Config DNA/RNA Pore Device Tested Guppy Notes
res_dna_r9.4.1_e8.1_{fast,hac,sup}_v033.cfg DNA R9.4.1 All v5.0.11 Kit 12 E8.1 CRF Models
res_dna_r941_min_crf_v032.cfg DNA R9.4.1 MinION/GridION v4.4.0 Bonito CRF
res_dna_r103_min_crf_v032.cfg DNA R10.3 MinION/GridION v4.4.0 Bonito CRF
res_dna_r103_q20ea_crf_v033.cfg DNA R10.3 PromethION v5.0.11 Q20 early access CRF
res_dna_r103_q20ea_crf_v034.cfg DNA R10.3 PromethION v5.0.11 Q20 early access CRF
res_dna_r941_min_flipflop_v001.cfg DNA R9.4.1 MinION/GridION v3.5.1  
res_dna_r941_min_dUfast_v001.cfg DNA R9.4.1 MinION/GridION v3.5.1 Calls dU as dT (fast)
res_dna_r941_min_dUhac_v001.cfg DNA R9.4.1 MinION/GridION v3.5.1 Calls dU as dT (high acc.)
res_dna_r941_min_rle_v001.cfg DNA R9.4.1 MinION/GridION v3.5.1  
res_dna_r103_min_flipflop_v001.cfg DNA R10.3 MinION/GridION v3.5.1  
res_dna_r103_prom_rle_v001.cfg DNA R10.3 PromethION v3.5.1  
res_rna2_r941_min_flipflop_v001.cfg RNA2 R9.4.1 MinION/GridION v3.5.1  

Barcoding Support

The Rerio GitHub code repository includes a minimal barcoding stub to allow Guppy to run successfully. In order to enable full Guppy barcoding capabilities, all barcoding files must be transferred from the guppy data directory to the rerio data directory.

cp ont-guppy/data/barcoding/* rerio/basecall_models/barcoding/

Taiyaki Models

Taiyaki checkpoint files corresponding to Rerio research models are provided.
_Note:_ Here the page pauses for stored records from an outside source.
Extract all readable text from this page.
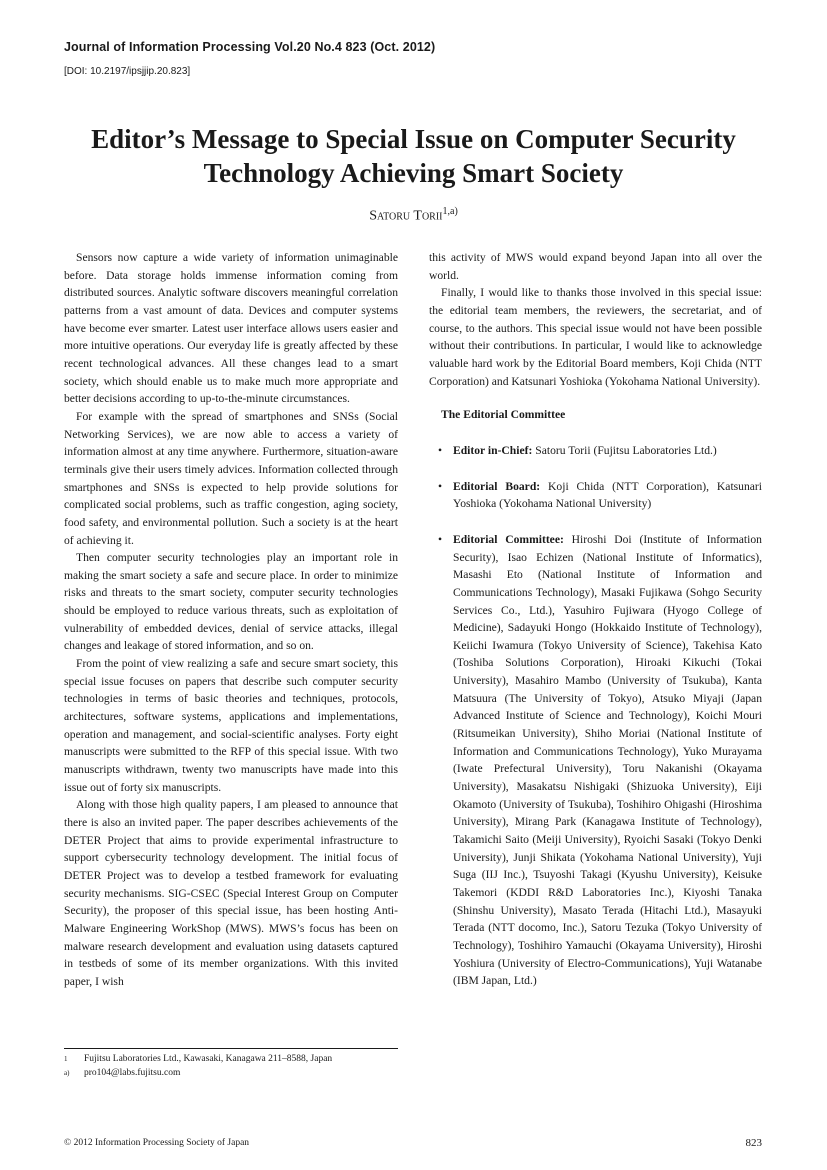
Journal of Information Processing Vol.20 No.4 823 (Oct. 2012)
[DOI: 10.2197/ipsjjip.20.823]
Editor’s Message to Special Issue on Computer Security
Technology Achieving Smart Society
Satoru Torii$^{1,a)}$

Sensors now capture a wide variety of information unimaginable before. Data storage holds immense information coming from distributed sources. Analytic software discovers meaningful correlation patterns from a vast amount of data. Devices and computer systems have become ever smarter. Latest user interface allows users easier and more intuitive operations. Our everyday life is greatly affected by these recent technological advances. All these changes lead to a smart society, which should enable us to make much more appropriate and better decisions according to up-to-the-minute circumstances.

For example with the spread of smartphones and SNSs (Social Networking Services), we are now able to access a variety of information almost at any time anywhere. Furthermore, situation-aware terminals give their users timely advices. Information collected through smartphones and SNSs is expected to help provide solutions for complicated social problems, such as traffic congestion, aging society, food safety, and environmental pollution. Such a society is at the heart of achieving it.

Then computer security technologies play an important role in making the smart society a safe and secure place. In order to minimize risks and threats to the smart society, computer security technologies should be employed to reduce various threats, such as exploitation of vulnerability of embedded devices, denial of service attacks, illegal changes and leakage of stored information, and so on.

From the point of view realizing a safe and secure smart society, this special issue focuses on papers that describe such computer security technologies in terms of basic theories and techniques, protocols, architectures, software systems, applications and implementations, operation and management, and social-scientific analyses. Forty eight manuscripts were submitted to the RFP of this special issue. With two manuscripts withdrawn, twenty two manuscripts have made into this issue out of forty six manuscripts.

Along with those high quality papers, I am pleased to announce that there is also an invited paper. The paper describes achievements of the DETER Project that aims to provide experimental infrastructure to support cybersecurity technology development. The initial focus of DETER Project was to develop a testbed framework for evaluating security mechanisms. SIG-CSEC (Special Interest Group on Computer Security), the proposer of this special issue, has been hosting Anti-Malware Engineering WorkShop (MWS). MWS’s focus has been on malware research development and evaluation using datasets captured in testbeds of some of its member organizations. With this invited paper, I wish

this activity of MWS would expand beyond Japan into all over the world.

Finally, I would like to thanks those involved in this special issue: the editorial team members, the reviewers, the secretariat, and of course, to the authors. This special issue would not have been possible without their contributions. In particular, I would like to acknowledge valuable hard work by the Editorial Board members, Koji Chida (NTT Corporation) and Katsunari Yoshioka (Yokohama National University).

The Editorial Committee
• Editor in-Chief: Satoru Torii (Fujitsu Laboratories Ltd.)
• Editorial Board: Koji Chida (NTT Corporation), Katsunari Yoshioka (Yokohama National University)
• Editorial Committee: Hiroshi Doi (Institute of Information Security), Isao Echizen (National Institute of Informatics), Masashi Eto (National Institute of Information and Communications Technology), Masaki Fujikawa (Sohgo Security Services Co., Ltd.), Yasuhiro Fujiwara (Hyogo College of Medicine), Sadayuki Hongo (Hokkaido Institute of Technology), Keiichi Iwamura (Tokyo University of Science), Takehisa Kato (Toshiba Solutions Corporation), Hiroaki Kikuchi (Tokai University), Masahiro Mambo (University of Tsukuba), Kanta Matsuura (The University of Tokyo), Atsuko Miyaji (Japan Advanced Institute of Science and Technology), Koichi Mouri (Ritsumeikan University), Shiho Moriai (National Institute of Information and Communications Technology), Yuko Murayama (Iwate Prefectural University), Toru Nakanishi (Okayama University), Masakatsu Nishigaki (Shizuoka University), Eiji Okamoto (University of Tsukuba), Toshihiro Ohigashi (Hiroshima University), Mirang Park (Kanagawa Institute of Technology), Takamichi Saito (Meiji University), Ryoichi Sasaki (Tokyo Denki University), Junji Shikata (Yokohama National University), Yuji Suga (IIJ Inc.), Tsuyoshi Takagi (Kyushu University), Keisuke Takemori (KDDI R&D Laboratories Inc.), Kiyoshi Tanaka (Shinshu University), Masato Terada (Hitachi Ltd.), Masayuki Terada (NTT docomo, Inc.), Satoru Tezuka (Tokyo University of Technology), Toshihiro Yamauchi (Okayama University), Hiroshi Yoshiura (University of Electro-Communications), Yuji Watanabe (IBM Japan, Ltd.)
1	Fujitsu Laboratories Ltd., Kawasaki, Kanagawa 211–8588, Japan
a)	pro104@labs.fujitsu.com
© 2012 Information Processing Society of Japan	823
Not all of these are compatible with the public release of Taiyaki.

#  Download all models
python3 download_models.py --checkpoints
#  Download particular model
python3 download_models.py --checkpoints taiyaki_checkpoint/model

Licence and Copyright

© 2020-2023 Oxford Nanopore Technologies Ltd.
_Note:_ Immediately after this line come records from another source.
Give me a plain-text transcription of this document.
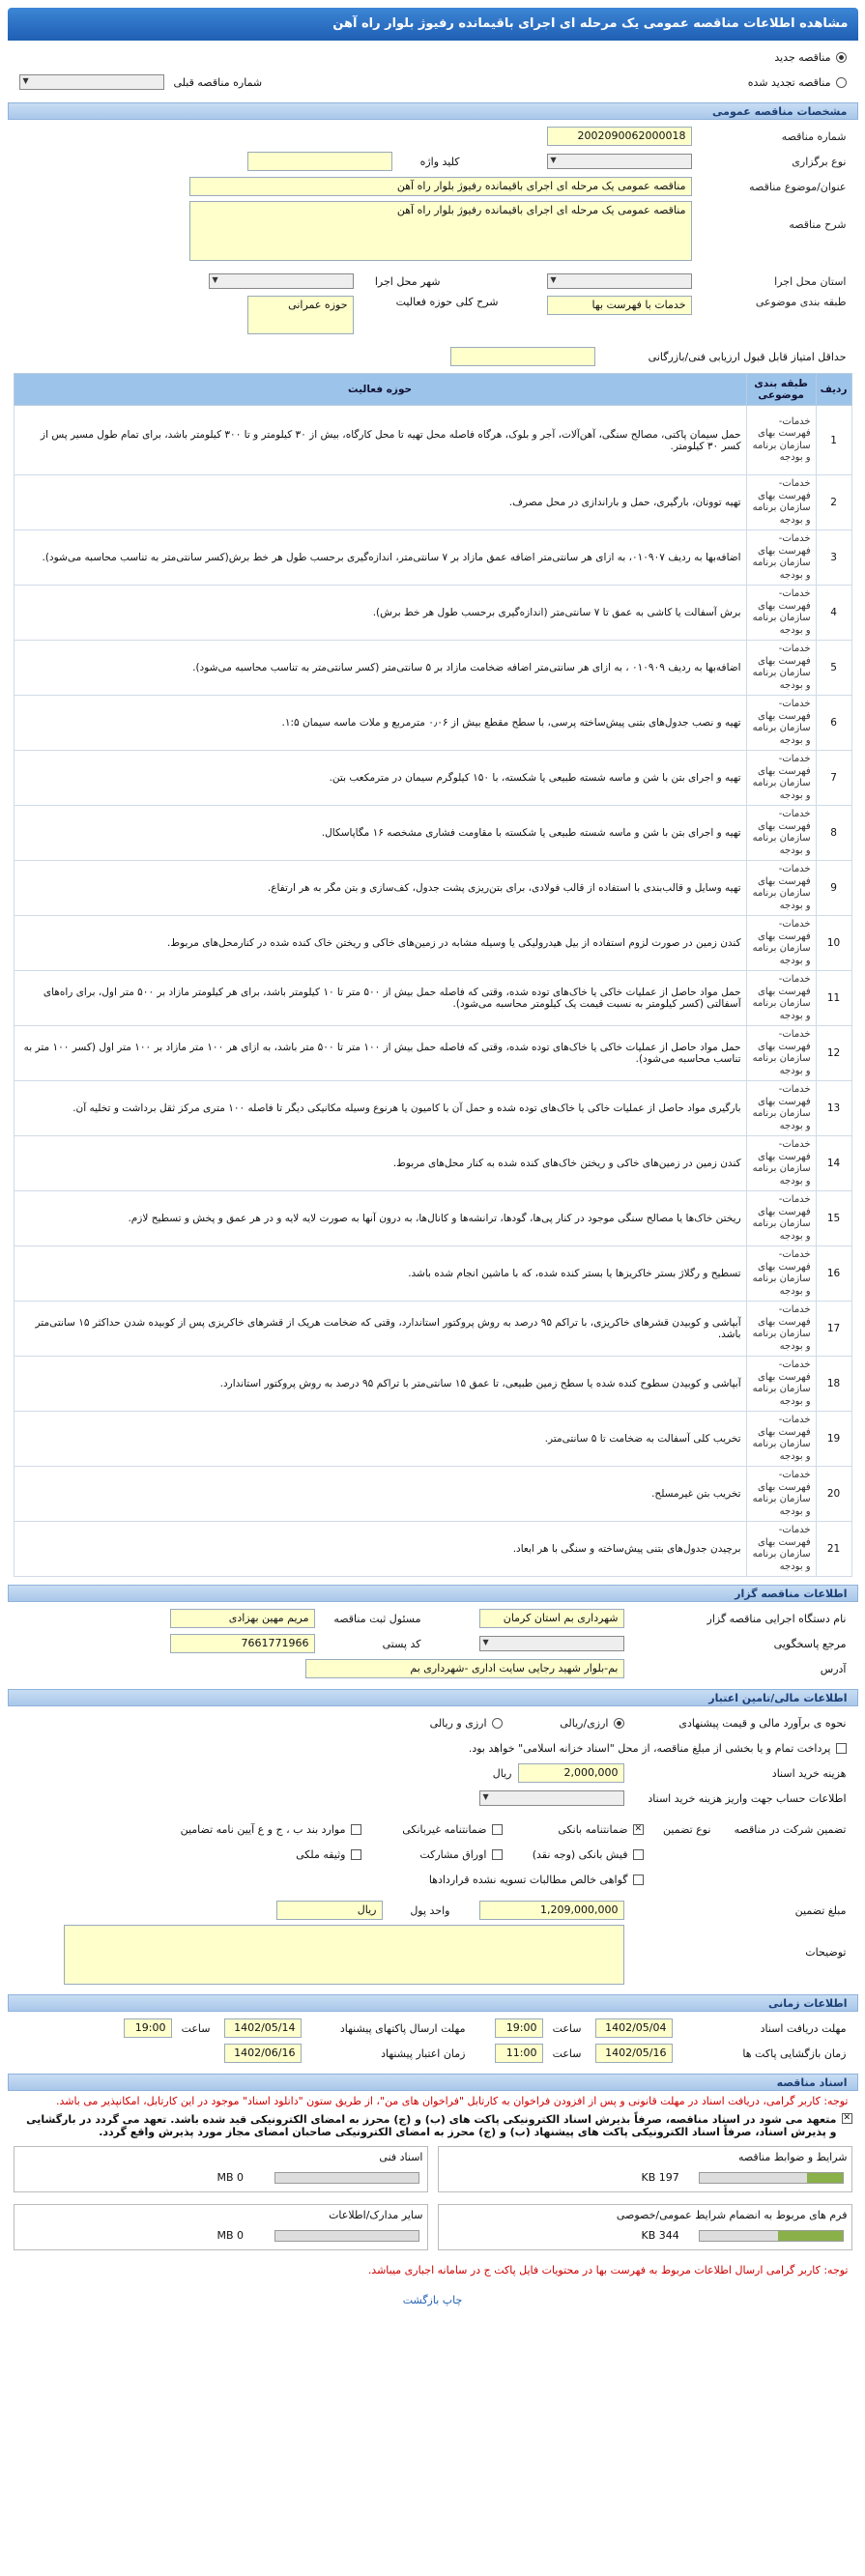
مشاهده اطلاعات مناقصه عمومی یک مرحله ای اجرای باقیمانده رفیوژ بلوار راه آهن
مناقصه جدید
مناقصه تجدید شده
شماره مناقصه قبلی
▼
مشخصات مناقصه عمومی
شماره مناقصه
2002090062000018
نوع برگزاری
▼
کلید واژه
عنوان/موضوع مناقصه
مناقصه عمومی یک مرحله ای اجرای باقیمانده رفیوژ بلوار راه آهن
شرح مناقصه
مناقصه عمومی یک مرحله ای اجرای باقیمانده رفیوژ بلوار راه آهن
استان محل اجرا
▼
شهر محل اجرا
▼
طبقه بندی موضوعی
خدمات با فهرست بها
شرح کلی حوزه فعالیت
حوزه عمرانی
حداقل امتیاز قابل قبول ارزیابی فنی/بازرگانی
ردیف	طبقه بندی موضوعی	حوزه فعالیت
1	خدمات- فهرست بهای سازمان برنامه و بودجه	حمل سیمان پاکتی، مصالح سنگی، آهن‌آلات، آجر و بلوک، هرگاه فاصله محل تهیه تا محل کارگاه، بیش از ۳۰ کیلومتر و تا ۳۰۰ کیلومتر باشد، برای تمام طول مسیر پس از کسر ۳۰ کیلومتر.
2	خدمات- فهرست بهای سازمان برنامه و بودجه	تهیه توونان، بارگیری، حمل و باراندازی در محل مصرف.
3	خدمات- فهرست بهای سازمان برنامه و بودجه	اضافه‌بها به ردیف ۰۱۰۹۰۷، به ازای هر سانتی‌متر اضافه عمق مازاد بر ۷ سانتی‌متر، اندازه‌گیری برحسب طول هر خط برش(کسر سانتی‌متر به تناسب محاسبه می‌شود).
4	خدمات- فهرست بهای سازمان برنامه و بودجه	برش آسفالت یا کاشی به عمق تا ۷ سانتی‌متر (اندازه‌گیری برحسب طول هر خط برش).
5	خدمات- فهرست بهای سازمان برنامه و بودجه	اضافه‌بها به ردیف ۰۱۰۹۰۹ ، به ازای هر سانتی‌متر اضافه ضخامت مازاد بر ۵ سانتی‌متر (کسر سانتی‌متر به تناسب محاسبه می‌شود).
6	خدمات- فهرست بهای سازمان برنامه و بودجه	تهیه و نصب جدول‌های بتنی پیش‌ساخته پرسی، با سطح مقطع بیش از ۰٫۰۶ مترمربع و ملات ماسه سیمان ۱:۵.
7	خدمات- فهرست بهای سازمان برنامه و بودجه	تهیه و اجرای بتن با شن و ماسه شسته طبیعی یا شکسته، با ۱۵۰ کیلوگرم سیمان در مترمکعب بتن.
8	خدمات- فهرست بهای سازمان برنامه و بودجه	تهیه و اجرای بتن با شن و ماسه شسته طبیعی یا شکسته با مقاومت فشاری مشخصه ۱۶ مگاپاسکال.
9	خدمات- فهرست بهای سازمان برنامه و بودجه	تهیه وسایل و قالب‌بندی با استفاده از قالب فولادی، برای بتن‌ریزی پشت جدول، کف‌سازی و بتن مگر به هر ارتفاع.
10	خدمات- فهرست بهای سازمان برنامه و بودجه	کندن زمین در صورت لزوم استفاده از بیل هیدرولیکی یا وسیله مشابه در زمین‌های خاکی و ریختن خاک کنده شده در کنارمحل‌های مربوط.
11	خدمات- فهرست بهای سازمان برنامه و بودجه	حمل مواد حاصل از عملیات خاکی یا خاک‌های توده شده، وقتی که فاصله حمل بیش از ۵۰۰ متر تا ۱۰ کیلومتر باشد، برای هر کیلومتر مازاد بر ۵۰۰ متر اول، برای راه‌های آسفالتی (کسر کیلومتر به نسبت قیمت یک کیلومتر محاسبه می‌شود).
12	خدمات- فهرست بهای سازمان برنامه و بودجه	حمل مواد حاصل از عملیات خاکی یا خاک‌های توده شده، وقتی که فاصله حمل بیش از ۱۰۰ متر تا ۵۰۰ متر باشد، به ازای هر ۱۰۰ متر مازاد بر ۱۰۰ متر اول (کسر ۱۰۰ متر به تناسب محاسبه می‌شود).
13	خدمات- فهرست بهای سازمان برنامه و بودجه	بارگیری مواد حاصل از عملیات خاکی یا خاک‌های توده شده و حمل آن با کامیون یا هرنوع وسیله مکانیکی دیگر تا فاصله ۱۰۰ متری مرکز ثقل برداشت و تخلیه آن.
14	خدمات- فهرست بهای سازمان برنامه و بودجه	کندن زمین در زمین‌های خاکی و ریختن خاک‌های کنده شده به کنار محل‌های مربوط.
15	خدمات- فهرست بهای سازمان برنامه و بودجه	ریختن خاک‌ها یا مصالح سنگی موجود در کنار پی‌ها، گودها، ترانشه‌ها و کانال‌ها، به درون آنها به صورت لایه لایه و در هر عمق و پخش و تسطیح لازم.
16	خدمات- فهرست بهای سازمان برنامه و بودجه	تسطیح و رگلاژ بستر خاکریزها یا بستر کنده شده، که با ماشین انجام شده باشد.
17	خدمات- فهرست بهای سازمان برنامه و بودجه	آبپاشی و کوبیدن قشرهای خاکریزی، با تراکم ۹۵ درصد به روش پروکتور استاندارد، وقتی که ضخامت هریک از قشرهای خاکریزی پس از کوبیده شدن حداکثر ۱۵ سانتی‌متر باشد.
18	خدمات- فهرست بهای سازمان برنامه و بودجه	آبپاشی و کوبیدن سطوح کنده شده یا سطح زمین طبیعی، تا عمق ۱۵ سانتی‌متر با تراکم ۹۵ درصد به روش پروکتور استاندارد.
19	خدمات- فهرست بهای سازمان برنامه و بودجه	تخریب کلی آسفالت به ضخامت تا ۵ سانتی‌متر.
20	خدمات- فهرست بهای سازمان برنامه و بودجه	تخریب بتن غیرمسلح.
21	خدمات- فهرست بهای سازمان برنامه و بودجه	برچیدن جدول‌های بتنی پیش‌ساخته و سنگی با هر ابعاد.
اطلاعات مناقصه گزار
نام دستگاه اجرایی مناقصه گزار
شهرداری بم استان کرمان
مسئول ثبت مناقصه
مریم مهین بهزادی
مرجع پاسخگویی
▼
کد پستی
7661771966
آدرس
بم-بلوار شهید رجایی سایت اداری -شهرداری بم
اطلاعات مالی/تامین اعتبار
نحوه ی برآورد مالی و قیمت پیشنهادی
ارزی/ریالی
ارزی و ریالی
پرداخت تمام و یا بخشی از مبلغ مناقصه، از محل "اسناد خزانه اسلامی" خواهد بود.
هزینه خرید اسناد
2,000,000
ریال
اطلاعات حساب جهت واریز هزینه خرید اسناد
▼
تضمین شرکت در مناقصه
نوع تضمین
✕
ضمانتنامه بانکی
ضمانتنامه غیربانکی
موارد بند ب ، ج و ع آیین نامه تضامین
فیش بانکی (وجه نقد)
اوراق مشارکت
وثیقه ملکی
گواهی خالص مطالبات تسویه نشده قراردادها
مبلغ تضمین
1,209,000,000
واحد پول
ریال
توضیحات
اطلاعات زمانی
مهلت دریافت اسناد
1402/05/04
ساعت
19:00
مهلت ارسال پاکتهای پیشنهاد
1402/05/14
ساعت
19:00
زمان بازگشایی پاکت ها
1402/05/16
ساعت
11:00
زمان اعتبار پیشنهاد
1402/06/16
اسناد مناقصه
توجه: کاربر گرامی، دریافت اسناد در مهلت قانونی و پس از افزودن فراخوان به کارتابل "فراخوان های من"، از طریق ستون "دانلود اسناد" موجود در این کارتابل، امکانپذیر می باشد.
✕
متعهد می شود در اسناد مناقصه، صرفاً بذیرش اسناد الکترونیکی پاکت های (ب) و (ج) محرز به امضای الکترونیکی قید شده باشد. تعهد می گردد در بارگشایی و پذیرش اسناد، صرفاً اسناد الکترونیکی پاکت های پیشنهاد (ب) و (ج) محرز به امضای الکترونیکی صاحبان امضای مجاز مورد پذیرش واقع گردد.
شرایط و ضوابط مناقصه
197 KB
اسناد فنی
0 MB
فرم های مربوط به انضمام شرایط عمومی/خصوصی
344 KB
سایر مدارک/اطلاعات
0 MB
توجه: کاربر گرامی ارسال اطلاعات مربوط به فهرست بها در محتویات فایل پاکت ج در سامانه اجباری میباشد.
چاپ بازگشت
Rerio is distributed under the terms of the Oxford Nanopore Technologies, Ltd. Public License, v. 1.0. If a copy of the License was not distributed with this file, You can obtain one at http://nanoporetech.com

Research Release

Research releases are provided as technology demonstrators to provide early access to features or stimulate Community development of tools. Support for this software will be minimal and is only provided directly by the developers. Feature requests, improvements, and discussions are welcome and can be implemented by forking and pull requests. However much as we would like to rectify every issue and piece of feedback users may have, the developers may have limited resource for support of this software. Research releases may be unstable and subject to rapid iteration by Oxford Nanopore Technologies.